Peter Pfromm, chemical engineering, partnered with a Kansas industrial leader to evaluate modifications required to produce biobutanol (a high-energy density fuel compatible with gasoline) in existing ethanol facilities. If economic or environmental problems arise, this research will serve as a roadmap for continued profitability for communities where ethanol plants are located.
Praveen Vadlani, grain science, developed a patented technology with a major ethanol producer to improve the value of distillers grains from an ethanol process and is investigating conversion processes for cellulosic biomass.
Sustainable Energy at K-State: Awards, Honors, and Developments:
Grant Awarded for Chemical Engineering Laboratory Renovations to Advance Alternative Energy Research
A trio of Kansas State University chemical engineering professors have been awarded a grant for renovating research facilities.

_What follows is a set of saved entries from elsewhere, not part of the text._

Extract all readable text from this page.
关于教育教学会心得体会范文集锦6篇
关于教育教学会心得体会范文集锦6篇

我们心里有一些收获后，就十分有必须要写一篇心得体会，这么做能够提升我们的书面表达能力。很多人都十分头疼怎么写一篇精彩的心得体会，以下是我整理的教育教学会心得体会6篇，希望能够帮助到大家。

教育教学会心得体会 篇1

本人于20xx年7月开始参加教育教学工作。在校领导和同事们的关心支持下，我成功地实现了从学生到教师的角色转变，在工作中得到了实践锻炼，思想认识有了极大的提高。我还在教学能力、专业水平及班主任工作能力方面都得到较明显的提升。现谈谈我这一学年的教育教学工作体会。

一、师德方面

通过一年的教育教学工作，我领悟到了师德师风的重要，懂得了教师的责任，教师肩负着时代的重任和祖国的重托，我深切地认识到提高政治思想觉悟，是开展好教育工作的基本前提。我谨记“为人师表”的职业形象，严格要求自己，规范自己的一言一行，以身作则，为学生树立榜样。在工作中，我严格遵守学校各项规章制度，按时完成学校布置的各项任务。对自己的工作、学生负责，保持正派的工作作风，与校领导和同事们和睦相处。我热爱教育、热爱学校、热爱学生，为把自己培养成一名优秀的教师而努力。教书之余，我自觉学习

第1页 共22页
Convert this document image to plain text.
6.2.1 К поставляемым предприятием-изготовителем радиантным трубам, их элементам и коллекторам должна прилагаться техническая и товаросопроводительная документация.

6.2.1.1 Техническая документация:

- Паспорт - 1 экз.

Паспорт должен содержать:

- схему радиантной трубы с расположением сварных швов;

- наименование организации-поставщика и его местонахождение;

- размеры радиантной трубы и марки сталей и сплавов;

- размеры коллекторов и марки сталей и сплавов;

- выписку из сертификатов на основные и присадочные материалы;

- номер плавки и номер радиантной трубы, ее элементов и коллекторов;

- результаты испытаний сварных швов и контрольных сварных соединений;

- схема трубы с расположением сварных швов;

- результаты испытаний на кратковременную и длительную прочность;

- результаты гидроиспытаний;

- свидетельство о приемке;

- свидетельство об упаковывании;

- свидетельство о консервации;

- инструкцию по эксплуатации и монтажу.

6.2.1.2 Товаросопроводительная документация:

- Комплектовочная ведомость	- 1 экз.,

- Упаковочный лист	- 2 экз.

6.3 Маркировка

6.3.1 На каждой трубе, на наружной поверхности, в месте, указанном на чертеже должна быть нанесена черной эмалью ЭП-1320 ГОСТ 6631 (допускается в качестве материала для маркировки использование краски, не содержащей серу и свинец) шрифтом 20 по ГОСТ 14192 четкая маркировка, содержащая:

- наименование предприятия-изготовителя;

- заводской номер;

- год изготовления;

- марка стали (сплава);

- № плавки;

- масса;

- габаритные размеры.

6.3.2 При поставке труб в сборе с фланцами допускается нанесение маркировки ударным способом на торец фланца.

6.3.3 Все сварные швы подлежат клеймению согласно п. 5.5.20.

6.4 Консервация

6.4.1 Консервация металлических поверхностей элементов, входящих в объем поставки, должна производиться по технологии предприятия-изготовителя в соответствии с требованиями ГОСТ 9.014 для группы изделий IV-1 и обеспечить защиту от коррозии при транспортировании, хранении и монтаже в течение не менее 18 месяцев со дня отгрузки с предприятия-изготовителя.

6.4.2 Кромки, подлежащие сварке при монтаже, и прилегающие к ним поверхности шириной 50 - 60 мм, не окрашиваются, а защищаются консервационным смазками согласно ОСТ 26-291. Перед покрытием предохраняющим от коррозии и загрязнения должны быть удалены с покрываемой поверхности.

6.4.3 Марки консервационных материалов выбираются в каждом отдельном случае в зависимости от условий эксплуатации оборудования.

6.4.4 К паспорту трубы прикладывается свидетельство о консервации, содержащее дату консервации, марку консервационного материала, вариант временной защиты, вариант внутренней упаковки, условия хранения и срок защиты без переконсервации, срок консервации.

A grant from the USDA’s Rural Development Section, in conjunction with the Department of Energy, was recently awarded to K-State. This project is one of 21 research and development studies being funded to address limitations to adopting biomass for energy as national policy. CSE team members included Scott Staggenborg, lead researcher agronomy; Leland McKinney and Praveen Vadlani, grain science and industry; and Donghai Wang, biological and agricultural engineering.
Exploring ocean algae as a sustainable energy source is the focus of a recent K-State award from the National Science Foundation, Small Grant for Exploratory Research. Zhijan “Z.J.” Pei, industrial and manufacturing systems engineering, and Wenqian “Wayne” Yan, biological and agricultural engineering, will investigate the possibilities of using algae, known to be rich in oil, for biofuel.
Studying the options of sorghum as an alternative ethanol crop to corn is the focus of a sponsored project recently awarded to K-State under the direction of Donghai Wang, biological and agricultural engineering. The funding partners for this study are USDA, a DOT SunGrant, the Kansas Sorghum Commission, and the K-State Agricultural Experiment Station.